Bil ki olacak olan her şey yazılmış ve kalem kurumuştur. Eğer bütün insanlar, Allah'ın senin için yazmadığı bir faydayı sana vermek için toplansalar buna güç yetiremezler. Yine sana Allah'ın senin için yazmadığı bir zararı vermeye çalışsalar buna da güç yetiremezler.
Şunu iyi bil ki! Senin hoşlanmadığın şeye sabretmende pek çok hayır vardır. Bil ki Allah'ın yardımı sabırla, kurtuluş da sıkıntılarla birliktedir. Hiç şüphesiz zorlukla beraber kolaylık vardır."
(İmam Ahmed, Musned, 1/293. Bknz: Musned, 1/307)
Senin bahsetmiş olduğun durumdan daha kötü durumda olan (büyücülük yapanlar vs...) insanlar bile tevbe edip kendini düzelttikten sonra Allah'a sığınarak geçmişinden kurtulabiliyor. Burada günahın, gizlisinden de, açığından da kaçınmak, gizli ibâdetleri arttırmak ve nafilelere/zikirlere ehemmiyet göstermek de önemli. Ama en önemlisi farzlar hususunda dikkatli davranmak ki farzların en büyüğü tevhid'dir. Tevhid hususunda kendini geliştirmeyi ASLA bırakma. Namazını güzelleştirmeye gayret göster. Sabah ve akşam sırayla her birini 3'er defa olmak üzere Felak-Nas-İhlâs surelerini okumaya gayret göster. Bunu sakın ola aksatma.
Sen Allah'tan sabır ve namazla yardım istediğinde Allah seni kendi hâline bırakmaz. Tazarru ile yalvara yakara dua etmeyi unutma ve duanın kabul olmasında da aceleci davranma.
Ebû Hurayra radıyallahu anh’den rivayet edildiğine göre Rasûlullah sallallahu aleyhi ve sellem şöyle buyurdu:
“Herhangi biriniz acele etmedikçe duası kabul edilir. (Kul acele ederek) Rabbime kaç defa dua ettim de duamı kabul etmedi, der.” (Buhârî, Daavât 22; Müslim, Zikir 90, 91. Ayrıca bk. Ebû Dâvûd, Vitir 23; Tirmizî, Daavât 12; İbni Mâce, Dua 7)

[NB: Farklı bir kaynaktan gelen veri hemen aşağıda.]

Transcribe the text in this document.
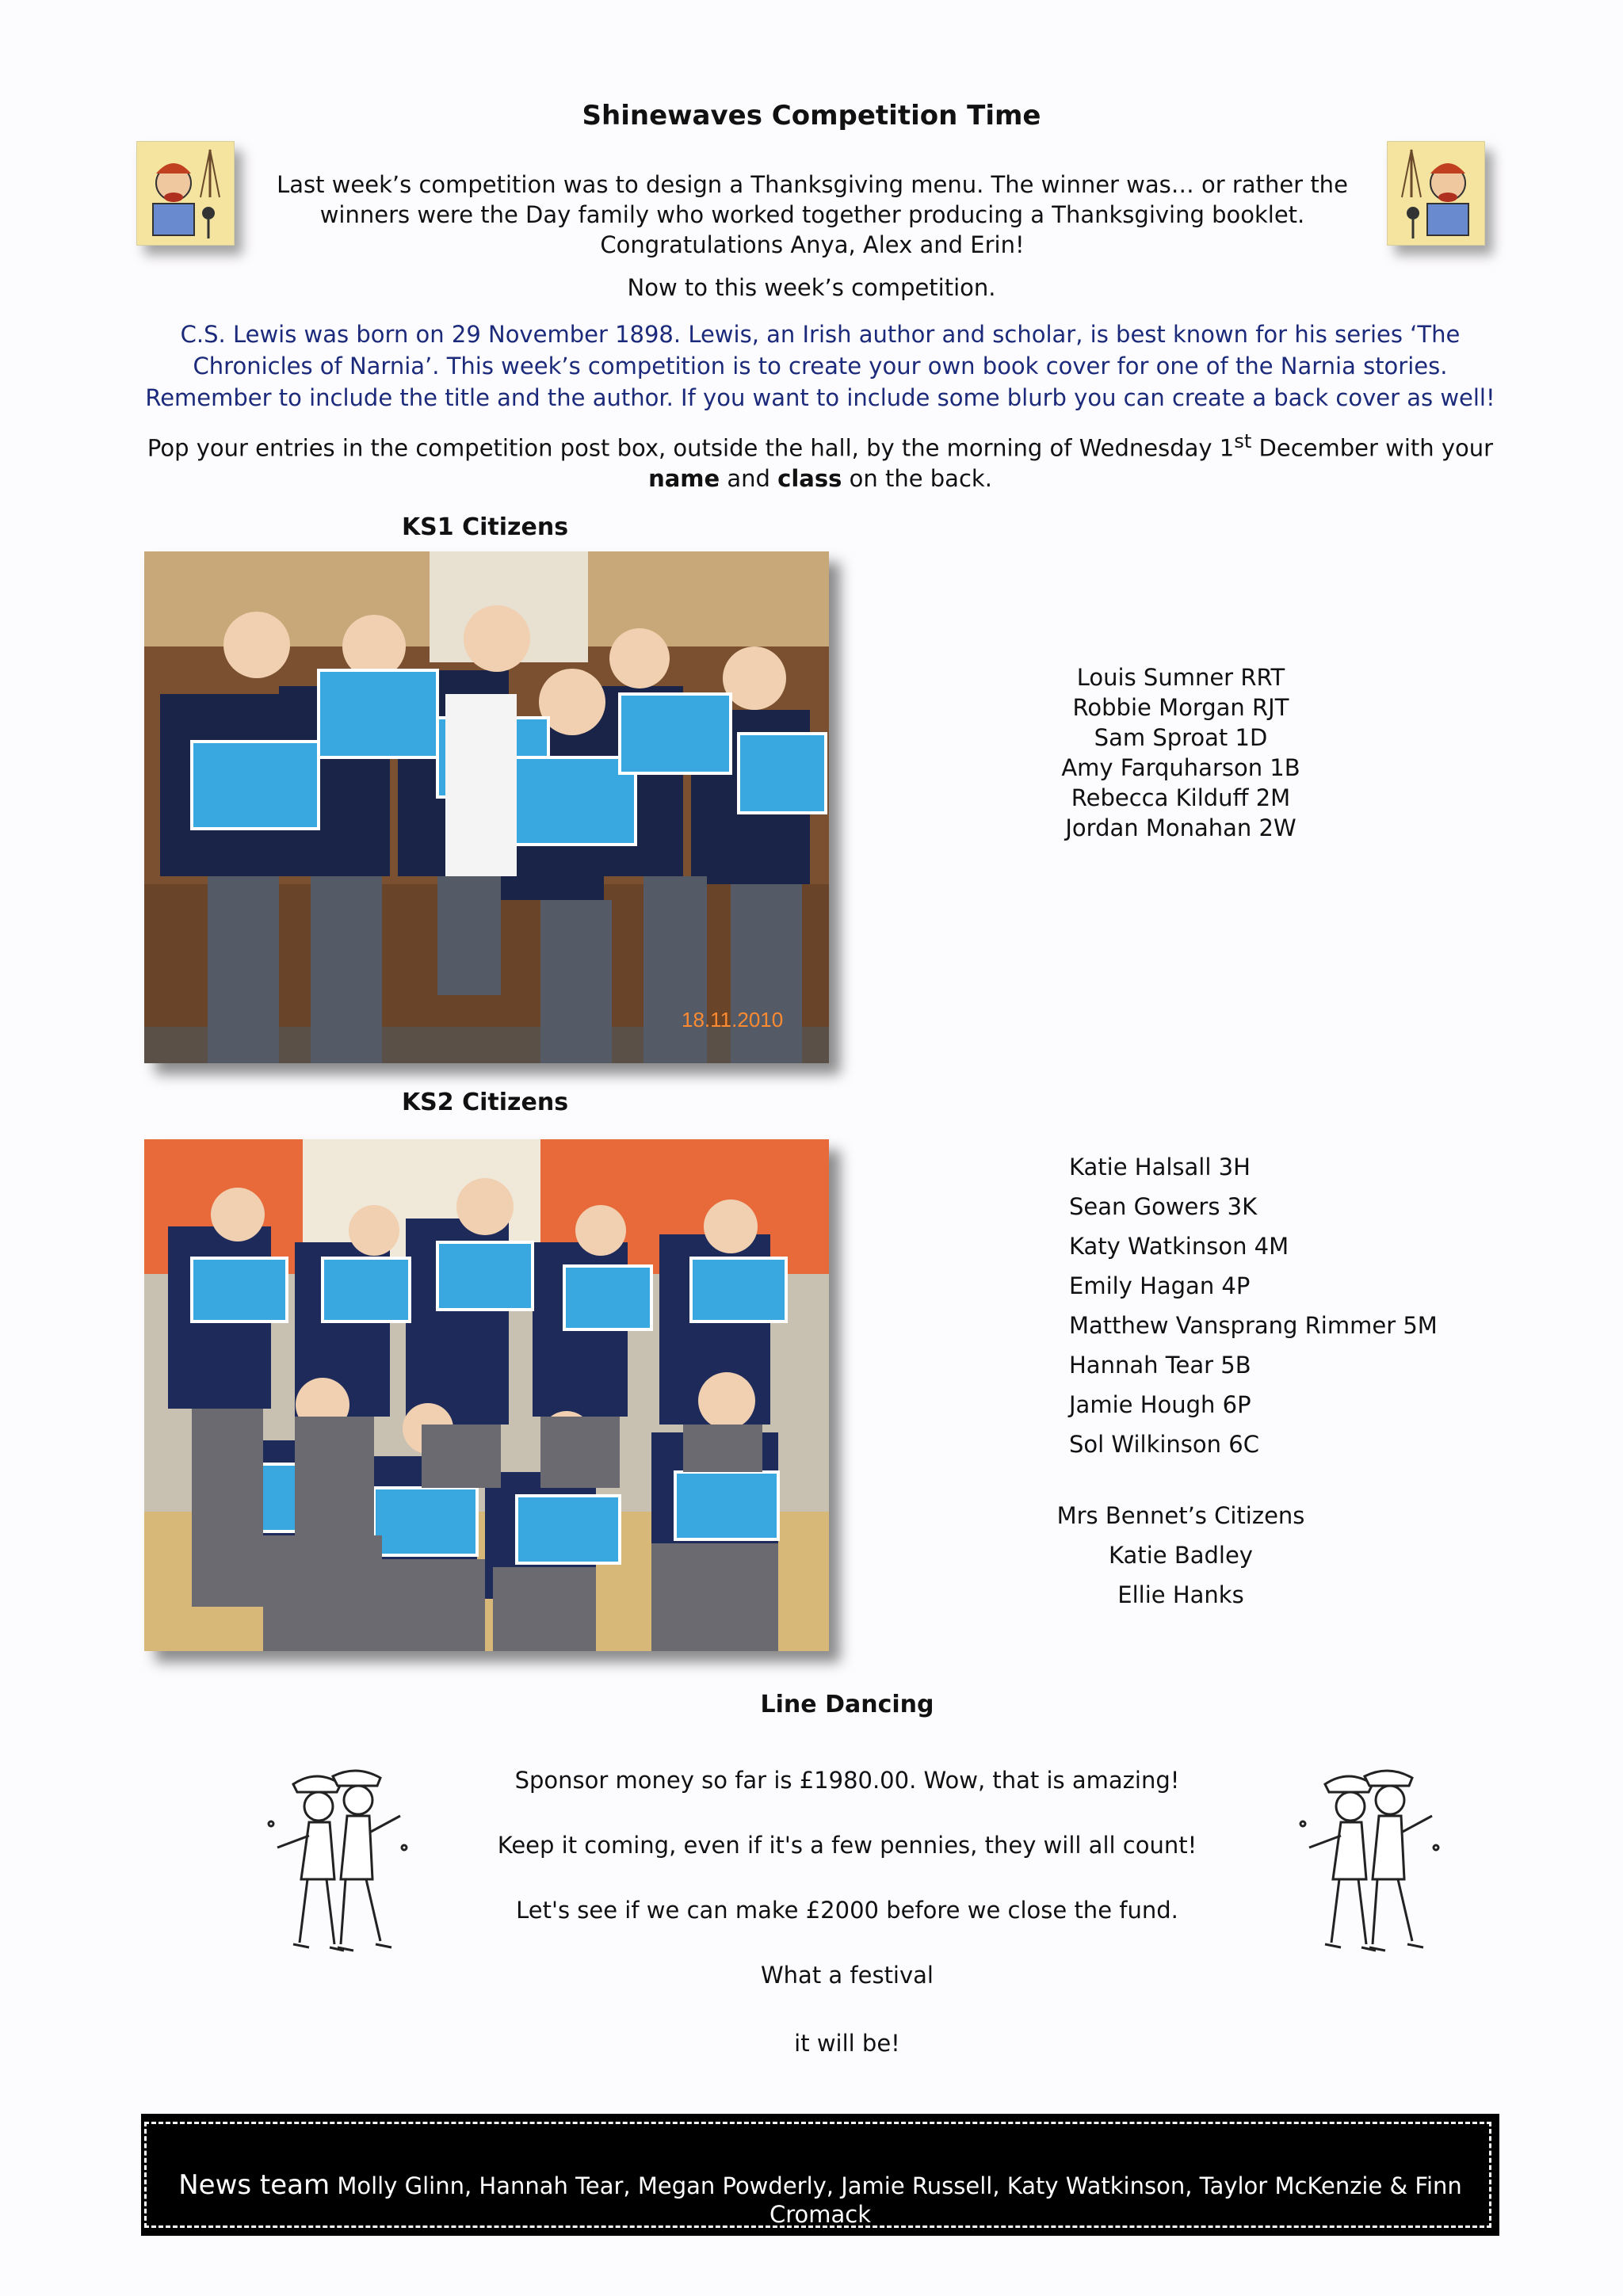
Shinewaves Competition Time
Last week’s competition was to design a Thanksgiving menu. The winner was… or rather the winners were the Day family who worked together producing a Thanksgiving booklet. Congratulations Anya, Alex and Erin!
Now to this week’s competition.
C.S. Lewis was born on 29 November 1898. Lewis, an Irish author and scholar, is best known for his series ‘The Chronicles of Narnia’. This week’s competition is to create your own book cover for one of the Narnia stories. Remember to include the title and the author. If you want to include some blurb you can create a back cover as well!
Pop your entries in the competition post box, outside the hall, by the morning of Wednesday 1st December with your name and class on the back.
KS1 Citizens
18.11.2010
Louis Sumner RRT
Robbie Morgan RJT
Sam Sproat 1D
Amy Farquharson 1B
Rebecca Kilduff 2M
Jordan Monahan 2W
KS2 Citizens
Katie Halsall 3H
Sean Gowers 3K
Katy Watkinson 4M
Emily Hagan 4P
Matthew Vansprang Rimmer 5M
Hannah Tear 5B
Jamie Hough 6P
Sol Wilkinson 6C
Mrs Bennet’s Citizens
Katie Badley
Ellie Hanks
Line Dancing
Sponsor money so far is £1980.00. Wow, that is amazing!
Keep it coming, even if it's a few pennies, they will all count!
Let's see if we can make £2000 before we close the fund.
What a festival
it will be!
News team Molly Glinn, Hannah Tear, Megan Powderly, Jamie Russell, Katy Watkinson, Taylor McKenzie & Finn Cromack
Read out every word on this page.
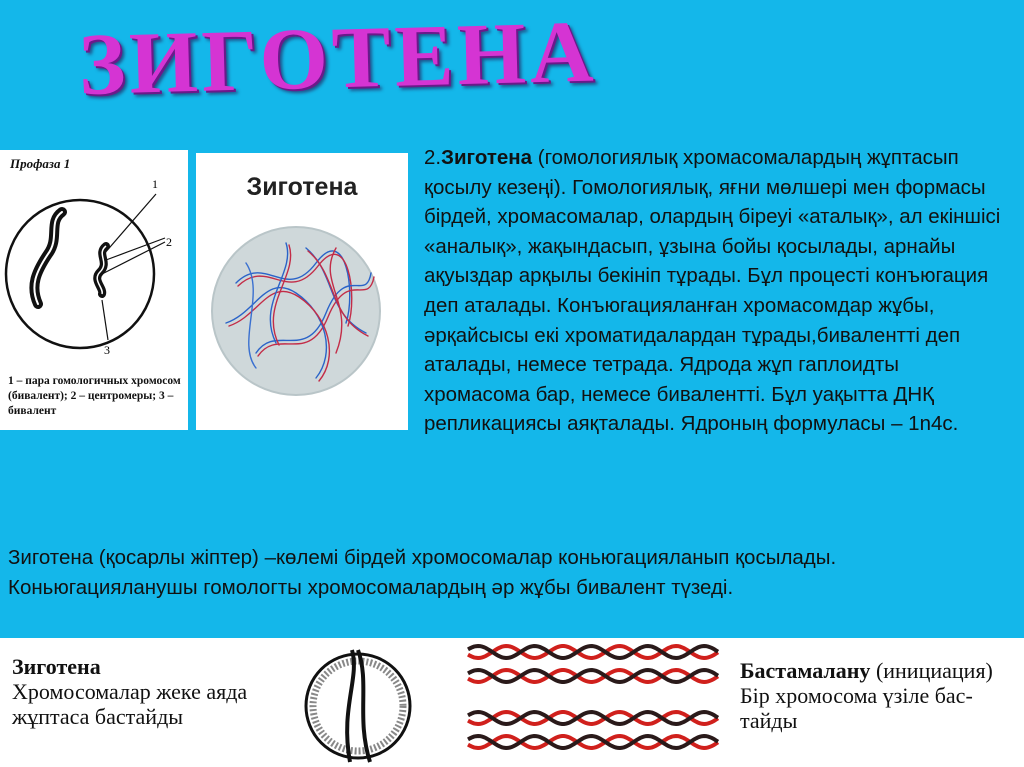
ЗИГОТЕНА
Профаза 1
1
2
3
1 – пара гомологичных хромосом (бивалент); 2 – центромеры; 3 – бивалент
Зиготена
2.Зиготена (гомологиялық хромасомалардың жұптасып қосылу кезеңі). Гомологиялық, яғни мөлшері мен формасы бірдей, хромасомалар, олардың біреуі «аталық», ал екіншісі «аналық», жақындасып, ұзына бойы қосылады, арнайы ақуыздар арқылы бекініп тұрады. Бұл процесті конъюгация деп аталады. Конъюгацияланған хромасомдар жұбы, әрқайсысы екі хроматидалардан тұрады,бивалентті деп аталады, немесе тетрада. Ядрода жұп гаплоидты хромасома бар, немесе бивалентті. Бұл уақытта ДНҚ репликациясы аяқталады. Ядроның формуласы – 1n4c.
Зиготена (қосарлы жіптер) –көлемі бірдей хромосомалар коньюгацияланып қосылады. Коньюгацияланушы гомологты хромосомалардың әр жұбы бивалент түзеді.
Зиготена
Хромосомалар жеке аяда
жұптаса бастайды
Бастамалану (инициация)
Бір хромосома үзіле бас-
тайды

Müslim’in diğer rivayeti şöyledir:
- “Bir kul günah olan veya akrabası ile darılmasına yol açan bir şeyi dilemedikçe yahut acele etmedikçe duası kabul olunur.”
- Yâ Rasûlullah! Acele etmek ne demektir? diye sorulunca da şöyle buyurdu:
- “Nice defalar hep dua ettim de Rabbimin duamı kabul buyurduğunu gördüğüm yok, der. Duasının hemen kabul edilmemesi sebebiyle bıkar ve duayı bırakır.” (Müslim, Zikir 92)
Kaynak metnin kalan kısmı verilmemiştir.